LaRon Byrd has done nothing but get better since he's been in Coral Gables.
He improved his total catches in each of his three years with the Canes, going from 21 as a freshman to 33 in his sophomore season and 44 last year.
He's similar in size and stature to last season's leading receiver, Leonard Hankerson, and is equally capable of being a solid possession receiver.
Byrd has huge hands and has shown that he is capable of plucking the ball out of the air at its highest point.
What Byrd has to get rid of are the disappearing acts like the ones he pulled against both Clemson and Georgia Tech last season.
He had five games with four or more catches last season and should be able to put together a bunch of games like that again, especially since he should be the Canes' No. 1 receiver.
Travis Benjamin, like LaRon Byrd, has also seen his number of catches increase in each year he's been a Miami Hurricane.
After posting 18 catches as a freshman in 2008, he had 29 as a sophomore and 43 in his junior season.

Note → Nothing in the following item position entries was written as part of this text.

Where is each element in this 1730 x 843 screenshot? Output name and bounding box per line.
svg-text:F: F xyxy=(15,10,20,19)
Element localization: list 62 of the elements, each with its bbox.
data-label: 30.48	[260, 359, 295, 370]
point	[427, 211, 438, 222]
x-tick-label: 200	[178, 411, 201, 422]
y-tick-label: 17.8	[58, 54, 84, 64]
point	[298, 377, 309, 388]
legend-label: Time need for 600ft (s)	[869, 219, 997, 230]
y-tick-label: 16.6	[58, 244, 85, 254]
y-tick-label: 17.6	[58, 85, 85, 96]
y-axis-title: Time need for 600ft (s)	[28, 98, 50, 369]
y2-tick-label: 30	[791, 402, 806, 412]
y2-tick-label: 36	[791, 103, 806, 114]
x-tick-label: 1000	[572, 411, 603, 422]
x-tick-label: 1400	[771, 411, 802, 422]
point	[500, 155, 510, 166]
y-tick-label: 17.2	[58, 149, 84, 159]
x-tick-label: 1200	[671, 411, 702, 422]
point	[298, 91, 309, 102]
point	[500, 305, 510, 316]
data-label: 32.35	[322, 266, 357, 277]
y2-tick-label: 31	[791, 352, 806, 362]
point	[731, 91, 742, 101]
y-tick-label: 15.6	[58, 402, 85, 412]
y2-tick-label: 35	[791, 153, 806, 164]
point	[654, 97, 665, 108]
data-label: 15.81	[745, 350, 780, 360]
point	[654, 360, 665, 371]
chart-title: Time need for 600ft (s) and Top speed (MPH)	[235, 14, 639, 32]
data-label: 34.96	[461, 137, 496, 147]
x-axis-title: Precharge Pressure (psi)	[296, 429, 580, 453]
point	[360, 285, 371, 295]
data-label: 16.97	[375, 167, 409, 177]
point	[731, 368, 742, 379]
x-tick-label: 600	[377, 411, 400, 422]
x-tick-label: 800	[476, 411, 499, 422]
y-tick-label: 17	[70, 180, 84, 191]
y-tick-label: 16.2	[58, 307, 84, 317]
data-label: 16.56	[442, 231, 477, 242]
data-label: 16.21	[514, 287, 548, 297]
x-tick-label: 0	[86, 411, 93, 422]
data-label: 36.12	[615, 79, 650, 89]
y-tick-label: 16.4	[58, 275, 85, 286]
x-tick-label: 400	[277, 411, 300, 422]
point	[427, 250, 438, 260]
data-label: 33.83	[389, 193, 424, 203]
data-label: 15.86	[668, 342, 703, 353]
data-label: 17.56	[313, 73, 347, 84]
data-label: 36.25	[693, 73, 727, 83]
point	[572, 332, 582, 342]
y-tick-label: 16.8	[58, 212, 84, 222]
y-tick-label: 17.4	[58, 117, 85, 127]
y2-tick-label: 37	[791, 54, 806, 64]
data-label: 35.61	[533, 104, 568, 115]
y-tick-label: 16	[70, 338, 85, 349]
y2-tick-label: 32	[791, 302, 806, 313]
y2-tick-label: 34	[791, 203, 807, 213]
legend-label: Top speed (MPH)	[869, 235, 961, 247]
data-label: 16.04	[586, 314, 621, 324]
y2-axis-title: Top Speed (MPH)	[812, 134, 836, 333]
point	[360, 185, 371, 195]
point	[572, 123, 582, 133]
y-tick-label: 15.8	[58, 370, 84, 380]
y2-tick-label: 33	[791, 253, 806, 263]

Each one of those totals is less than Byrd's in the same season, but the reason Benjamin is ahead of him on the list is because of his big-play ability. Benjamin's 17.3 yards per catch average last season was 6.4 yards per catch more than Byrd's.
Benjamin is also a playmaker in the return game, evidenced by his punt-return touchdown against the Ohio State Buckeyes last season.
Benjamin is definitely the deep hitter on the offense, but he really has to cut down on the drops if he wants to amplify his impact on the game.
Drops plagued the Canes last year, and Coach Golden won't stand for them, so Benjamin will have to step his game up this season.
After Jacory Harris threw for 3,352 yards and 24 touchdowns as a sophomore in 2009-10, big things were expected of him in his junior season.
Harris did not deliver. He, like the rest of the offense, sputtered in 2010-11, and those numbers dropped to 1793 yards and 14 touchdowns.
One thing he did not do differently was that in both seasons he threw A LOT of interceptions. He threw 17 as a sophomore and 15 last year on 136 fewer passing attempts.
What cannot be denied, though, is that Harris has All-Conference talent and if he ever puts it all together, he would be a force to be reckoned with.
Where Jacory struggles is trying to force the ball into tight coverage, and not always putting as much zip on the ball as is needed.
Al Golden has been trying to instill in both Harris and Stephen Morris that a checkdown is indeed a good play and that taking the open man is better than forcing a pass that cannot be completed and ending up with an interception.
Harris has a lot of weapons to work with this season, both out of the backfield on flanking him on the line of scrimmage. If he can protect the football while still connecting on downfield passing plays, he'll be in line for a big season.
Lamar Miller had a terrific freshman season last year, totaling 646 rushing yards on 108 carries, good for a 6.0 yards per carry average. He also returned 8 kicks for 214 yards, taking one of them back for an 88-yard touchdown against Ohio State.
Miller had just five games of double-digit carries last season, but he totaled 589 rushing yards in those games. He had two 100-yard games, including a team season-high 163 on 15 carries against Virginia Tech at home.
It's that big-play ability that makes Miller the most explosive player on this year's Hurricanes offense.
He is a threat to score every time he touches the ball. He has breakaway speed, but also the size to bowl people over. He has solid hands catching the ball out of the back field and can broke a short pass for a big gain as well.
He'll be trusted on to carry a bigger load as a sophomore this season, and should be one of the focal points of the offensive game plan every week.